U.S. President-elect Joe Biden has opposed the project when he was vice-president under Barack Obama but it remains to be seen if his stance remains the same after taking office on 20 January.

With all of this in mind, it is worth noting that Russia’s Foreign Ministry still claimed that Nord Stream 2 would be completed despite pressure from the United States.

The construction of the $11 billion Nord Stream 2 project is nearly finished. The section in Danish waters is the only part that requires completion as the part off the coast of Germany was completed in late December. The project is designed as two parallel 48-inch lines, roughly 1,200 kilometres long, each starting southwest of St. Petersburg and ending at German coast, Greifswald.

It is designed to boost the amount of Russian gas that can be shipped to Europe without having to go through Ukraine. The gas pipelines will have the capacity to transport 55 billion cubic meters (bcm) of Russian gas a year to the EU, for at least 50 years.

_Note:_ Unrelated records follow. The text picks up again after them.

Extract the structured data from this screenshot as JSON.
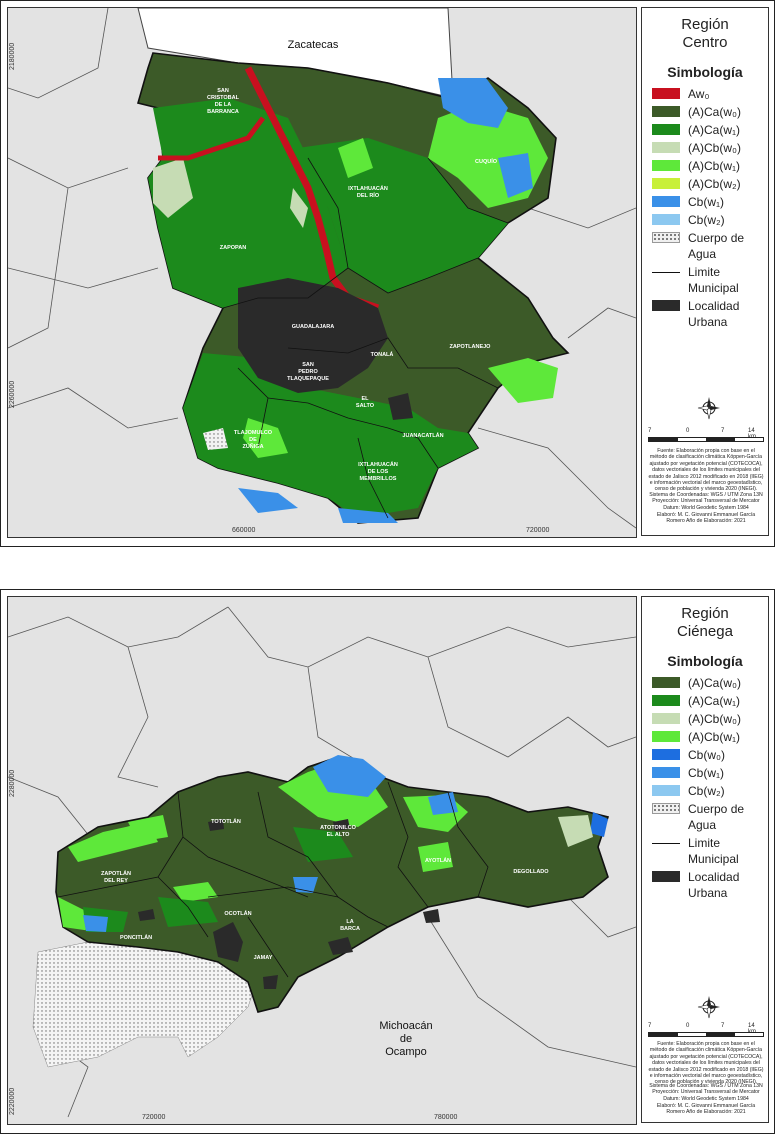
{
  "colors": {
    "Aw0": "#c8101f",
    "ACa_w0": "#3c5a28",
    "ACa_w1": "#1c8a1c",
    "ACb_w0": "#c6dcb4",
    "ACb_w1": "#5ee83a",
    "ACb_w2": "#c8f03a",
    "Cb_w0": "#1d6ee0",
    "Cb_w1": "#3a90e8",
    "Cb_w2": "#8cc8f0",
    "urban": "#2a2a2a",
    "background": "#e6e6e6"
  },
  "centro": {
    "title": "Región\nCentro",
    "legend_heading": "Simbología",
    "legend": [
      {
        "label": "Aw₀",
        "color": "#c8101f",
        "kind": "fill"
      },
      {
        "label": "(A)Ca(w₀)",
        "color": "#3c5a28",
        "kind": "fill"
      },
      {
        "label": "(A)Ca(w₁)",
        "color": "#1c8a1c",
        "kind": "fill"
      },
      {
        "label": "(A)Cb(w₀)",
        "color": "#c6dcb4",
        "kind": "fill"
      },
      {
        "label": "(A)Cb(w₁)",
        "color": "#5ee83a",
        "kind": "fill"
      },
      {
        "label": "(A)Cb(w₂)",
        "color": "#c8f03a",
        "kind": "fill"
      },
      {
        "label": "Cb(w₁)",
        "color": "#3a90e8",
        "kind": "fill"
      },
      {
        "label": "Cb(w₂)",
        "color": "#8cc8f0",
        "kind": "fill"
      },
      {
        "label": "Cuerpo de Agua",
        "color": "",
        "kind": "dots"
      },
      {
        "label": "Limite Municipal",
        "color": "",
        "kind": "line"
      },
      {
        "label": "Localidad Urbana",
        "color": "#2a2a2a",
        "kind": "fill"
      }
    ],
    "neighbor_label": "Zacatecas",
    "municipalities": [
      "SAN CRISTOBAL DE LA BARRANCA",
      "IXTLAHUACÁN DEL RÍO",
      "CUQUÍO",
      "ZAPOPAN",
      "GUADALAJARA",
      "TONALÁ",
      "ZAPOTLANEJO",
      "SAN PEDRO TLAQUEPAQUE",
      "EL SALTO",
      "TLAJOMULCO DE ZÚÑIGA",
      "JUANACATLÁN",
      "IXTLAHUACÁN DE LOS MEMBRILLOS"
    ],
    "coords": {
      "y_top": "2180000",
      "y_mid": "2260000",
      "x_left": "660000",
      "x_right": "720000"
    },
    "scale": {
      "labels": [
        "7",
        "0",
        "7",
        "14 km"
      ]
    },
    "source": "Fuente: Elaboración propia con base en el método de clasificación climática Köppen-García ajustado por vegetación potencial (COTECOCA), datos vectoriales de los límites municipales del estado de Jalisco 2012 modificado en 2018 (IIEG) e información vectorial del marco geoestadístico, censo de población y vivienda 2020 (INEGI).",
    "crs": "Sistema de Coordenadas: WGS / UTM Zona 13N Proyección: Universal Transversal de Mercator Datum: World Geodetic System 1984",
    "author": "Elaboró: M. C. Giovanni Emmanuel García Romero Año de Elaboración: 2021"
  },
  "cienega": {
    "title": "Región\nCiénega",
    "legend_heading": "Simbología",
    "legend": [
      {
        "label": "(A)Ca(w₀)",
        "color": "#3c5a28",
        "kind": "fill"
      },
      {
        "label": "(A)Ca(w₁)",
        "color": "#1c8a1c",
        "kind": "fill"
      },
      {
        "label": "(A)Cb(w₀)",
        "color": "#c6dcb4",
        "kind": "fill"
      },
      {
        "label": "(A)Cb(w₁)",
        "color": "#5ee83a",
        "kind": "fill"
      },
      {
        "label": "Cb(w₀)",
        "color": "#1d6ee0",
        "kind": "fill"
      },
      {
        "label": "Cb(w₁)",
        "color": "#3a90e8",
        "kind": "fill"
      },
      {
        "label": "Cb(w₂)",
        "color": "#8cc8f0",
        "kind": "fill"
      },
      {
        "label": "Cuerpo de Agua",
        "color": "",
        "kind": "dots"
      },
      {
        "label": "Limite Municipal",
        "color": "",
        "kind": "line"
      },
      {
        "label": "Localidad Urbana",
        "color": "#2a2a2a",
        "kind": "fill"
      }
    ],
    "neighbor_label": "Michoacán de Ocampo",
    "municipalities": [
      "TOTOTLÁN",
      "ATOTONILCO EL ALTO",
      "AYOTLÁN",
      "ZAPOTLÁN DEL REY",
      "DEGOLLADO",
      "OCOTLÁN",
      "LA BARCA",
      "PONCITLÁN",
      "JAMAY"
    ],
    "coords": {
      "y_top": "2280000",
      "y_bottom": "2220000",
      "x_left": "720000",
      "x_right": "780000"
    },
    "scale": {
      "labels": [
        "7",
        "0",
        "7",
        "14 km"
      ]
    },
    "source": "Fuente: Elaboración propia con base en el método de clasificación climática Köppen-García ajustado por vegetación potencial (COTECOCA), datos vectoriales de los límites municipales del estado de Jalisco 2012 modificado en 2018 (IIEG) e información vectorial del marco geoestadístico, censo de población y vivienda 2020 (INEGI).",
    "crs": "Sistema de Coordenadas: WGS / UTM Zona 13N Proyección: Universal Transversal de Mercator Datum: World Geodetic System 1984",
    "author": "Elaboró: M. C. Giovanni Emmanuel García Romero Año de Elaboración: 2021"
  }
}
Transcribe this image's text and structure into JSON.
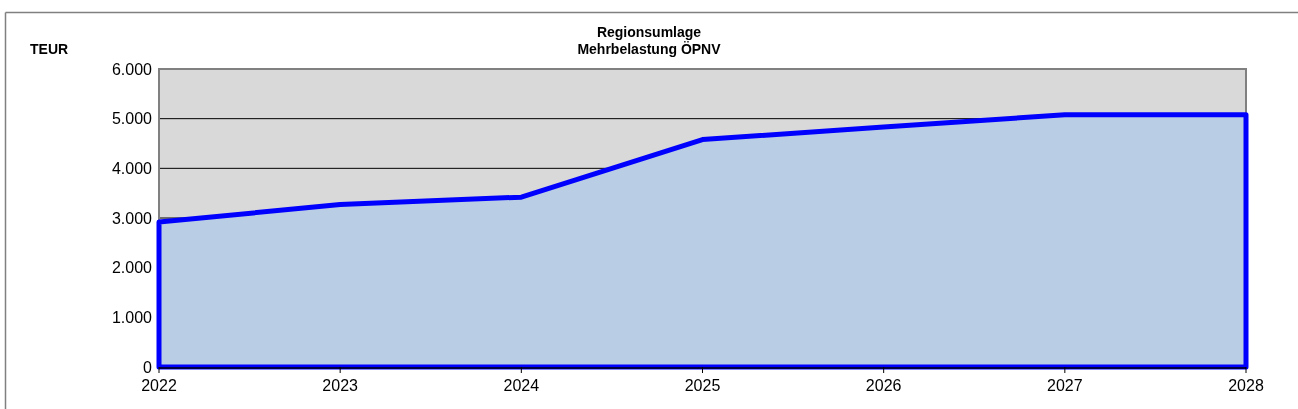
{
  "chart_data": {
    "type": "area",
    "title": "Regionsumlage",
    "subtitle": "Mehrbelastung ÖPNV",
    "ylabel": "TEUR",
    "x": [
      2022,
      2023,
      2024,
      2025,
      2026,
      2027,
      2028
    ],
    "series": [
      {
        "color": "#b9cde5",
        "values": [
          2920,
          3270,
          3420,
          4580,
          4830,
          5080,
          5080
        ]
      }
    ],
    "xlim": [
      2022,
      2028
    ],
    "xticks": [
      2022,
      2023,
      2024,
      2025,
      2026,
      2027,
      2028
    ],
    "ylim": [
      0,
      6000
    ],
    "yticks": [
      0,
      {
        "value": 1000,
        "label": "1.000"
      },
      {
        "value": 2000,
        "label": "2.000"
      },
      {
        "value": 3000,
        "label": "3.000"
      },
      {
        "value": 4000,
        "label": "4.000"
      },
      {
        "value": 5000,
        "label": "5.000"
      },
      {
        "value": 6000,
        "label": "6.000"
      }
    ],
    "grid": "y"
  }
}
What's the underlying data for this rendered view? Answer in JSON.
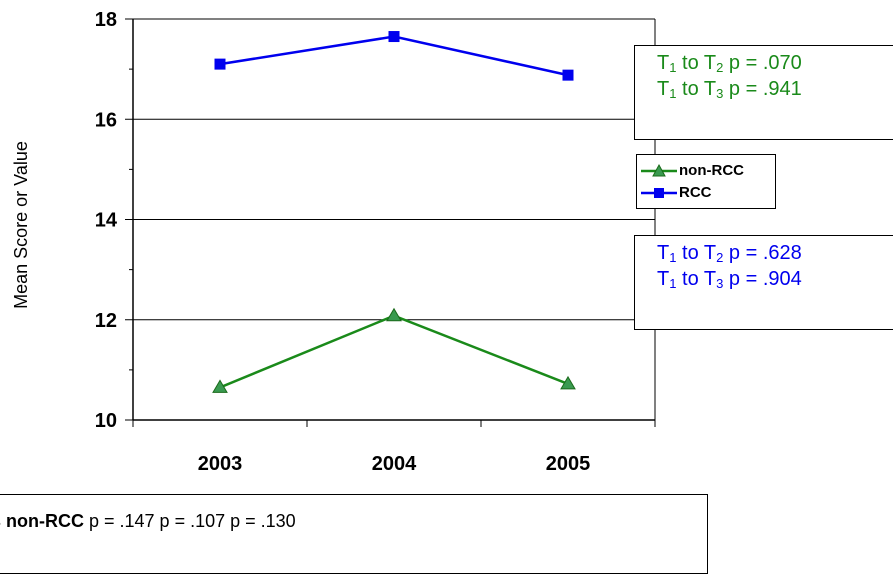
{
  "chart_data": {
    "type": "line",
    "categories": [
      "2003",
      "2004",
      "2005"
    ],
    "series": [
      {
        "name": "non-RCC",
        "values": [
          10.65,
          12.08,
          10.72
        ],
        "color": "#1a8a1a",
        "marker": "triangle"
      },
      {
        "name": "RCC",
        "values": [
          17.1,
          17.65,
          16.88
        ],
        "color": "#0000ee",
        "marker": "square"
      }
    ],
    "title": "",
    "xlabel": "",
    "ylabel": "Mean Score or Value",
    "ylim": [
      10,
      18
    ],
    "yticks": [
      10,
      12,
      14,
      16,
      18
    ],
    "grid": true,
    "legend_position": "right"
  },
  "rcc_stats": {
    "line1_t": "T",
    "line1_sub1": "1",
    "line1_mid": " to T",
    "line1_sub2": "2",
    "line1_rest": " p = .070",
    "line2_t": "T",
    "line2_sub1": "1",
    "line2_mid": " to T",
    "line2_sub2": "3",
    "line2_rest": " p = .941"
  },
  "nonrcc_stats": {
    "line1_t": "T",
    "line1_sub1": "1",
    "line1_mid": " to T",
    "line1_sub2": "2",
    "line1_rest": " p = .628",
    "line2_t": "T",
    "line2_sub1": "1",
    "line2_mid": " to T",
    "line2_sub2": "3",
    "line2_rest": " p = .904"
  },
  "bottom": {
    "bold_text": "s non-RCC",
    "rest_text": " p = .147 p = .107 p = .130"
  }
}
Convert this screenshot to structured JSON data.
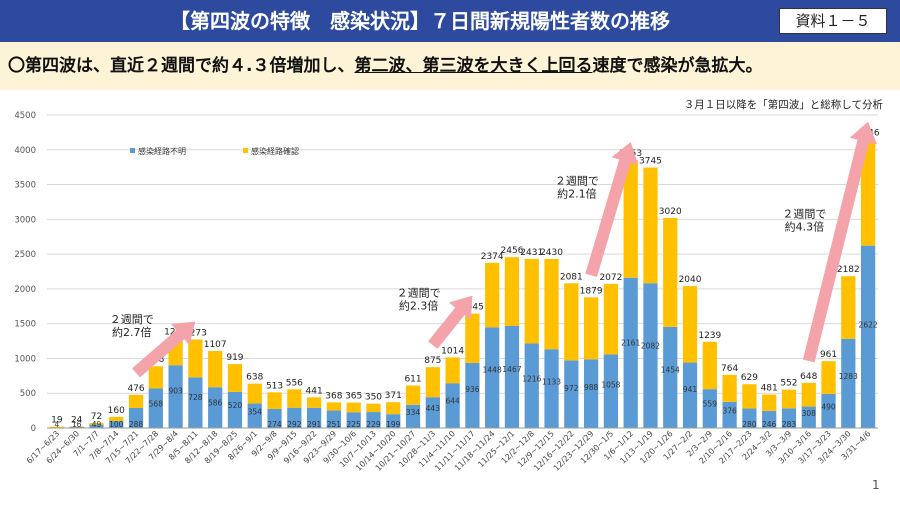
{
  "header": {
    "title": "【第四波の特徴　感染状況】７日間新規陽性者数の推移",
    "badge": "資料１－５"
  },
  "summary": {
    "prefix": "〇第四波は、直近２週間で約４.３倍増加し、",
    "underlined": "第二波、第三波を大きく上回る",
    "suffix": "速度で感染が急拡大。"
  },
  "page_number": "1",
  "colors": {
    "unknown": "#5b9bd5",
    "known": "#ffc000",
    "arrow": "#f4a3aa",
    "title_bg": "#2e4a9e",
    "band": "#fdf3d6"
  },
  "chart_data": {
    "type": "bar",
    "stacked": true,
    "note": "３月１日以降を「第四波」と総称して分析",
    "ylim": [
      0,
      4500
    ],
    "yticks": [
      0,
      500,
      1000,
      1500,
      2000,
      2500,
      3000,
      3500,
      4000,
      4500
    ],
    "legend_position": "top-left",
    "categories": [
      "6/17~6/23",
      "6/24~6/30",
      "7/1~7/7",
      "7/8~7/14",
      "7/15~7/21",
      "7/22~7/28",
      "7/29~8/4",
      "8/5~8/11",
      "8/12~8/18",
      "8/19~8/25",
      "8/26~9/1",
      "9/2~9/8",
      "9/9~9/15",
      "9/16~9/22",
      "9/23~9/29",
      "9/30~10/6",
      "10/7~10/13",
      "10/14~10/20",
      "10/21~10/27",
      "10/28~11/3",
      "11/4~11/10",
      "11/11~11/17",
      "11/18~11/24",
      "11/25~12/1",
      "12/2~12/8",
      "12/9~12/15",
      "12/16~12/22",
      "12/23~12/29",
      "12/30~1/5",
      "1/6~1/12",
      "1/13~1/19",
      "1/20~1/26",
      "1/27~2/2",
      "2/3~2/9",
      "2/10~2/16",
      "2/17~2/23",
      "2/24~3/2",
      "3/3~3/9",
      "3/10~3/16",
      "3/17~3/23",
      "3/24~3/30",
      "3/31~4/6"
    ],
    "totals": [
      19,
      24,
      72,
      160,
      476,
      888,
      1290,
      1273,
      1107,
      919,
      638,
      513,
      556,
      441,
      368,
      365,
      350,
      371,
      611,
      875,
      1014,
      1645,
      2374,
      2456,
      2431,
      2430,
      2081,
      1879,
      2072,
      3853,
      3745,
      3020,
      2040,
      1239,
      764,
      629,
      481,
      552,
      648,
      961,
      2182,
      4146
    ],
    "series": [
      {
        "name": "感染経路不明",
        "values": [
          4,
          16,
          49,
          100,
          288,
          568,
          903,
          728,
          586,
          520,
          354,
          274,
          292,
          291,
          251,
          225,
          229,
          199,
          334,
          443,
          644,
          936,
          1448,
          1467,
          1216,
          1133,
          972,
          988,
          1058,
          2161,
          2082,
          1454,
          941,
          559,
          376,
          280,
          246,
          283,
          308,
          490,
          1283,
          2622
        ]
      },
      {
        "name": "感染経路確認",
        "values": [
          15,
          8,
          23,
          60,
          188,
          320,
          387,
          545,
          521,
          399,
          284,
          239,
          264,
          150,
          117,
          140,
          121,
          172,
          277,
          432,
          370,
          709,
          926,
          989,
          1215,
          1297,
          1109,
          891,
          1014,
          1692,
          1663,
          1566,
          1099,
          680,
          388,
          349,
          235,
          269,
          340,
          471,
          899,
          1524
        ]
      }
    ],
    "annotations": [
      {
        "text": [
          "２週間で",
          "約2.7倍"
        ],
        "from_index": 4,
        "to_index": 7
      },
      {
        "text": [
          "２週間で",
          "約2.3倍"
        ],
        "from_index": 19,
        "to_index": 21
      },
      {
        "text": [
          "２週間で",
          "約2.1倍"
        ],
        "from_index": 27,
        "to_index": 29
      },
      {
        "text": [
          "２週間で",
          "約4.3倍"
        ],
        "from_index": 38,
        "to_index": 41
      }
    ]
  }
}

The Nord Stream 2 pipeline will pump gas directly from Russia to western Europe, bypassing Ukraine and, according to the U.S., will rob it of lucrative transit fees as well as increase Russia’s economic and political leverage over Europe.

On the other hand, Russia – as well as Germany – claim that Nord Stream 2 is nothing but a commercial project. Germany also needs gas to enable shutting down coal and nuclear plants due to environmental and safety concerns.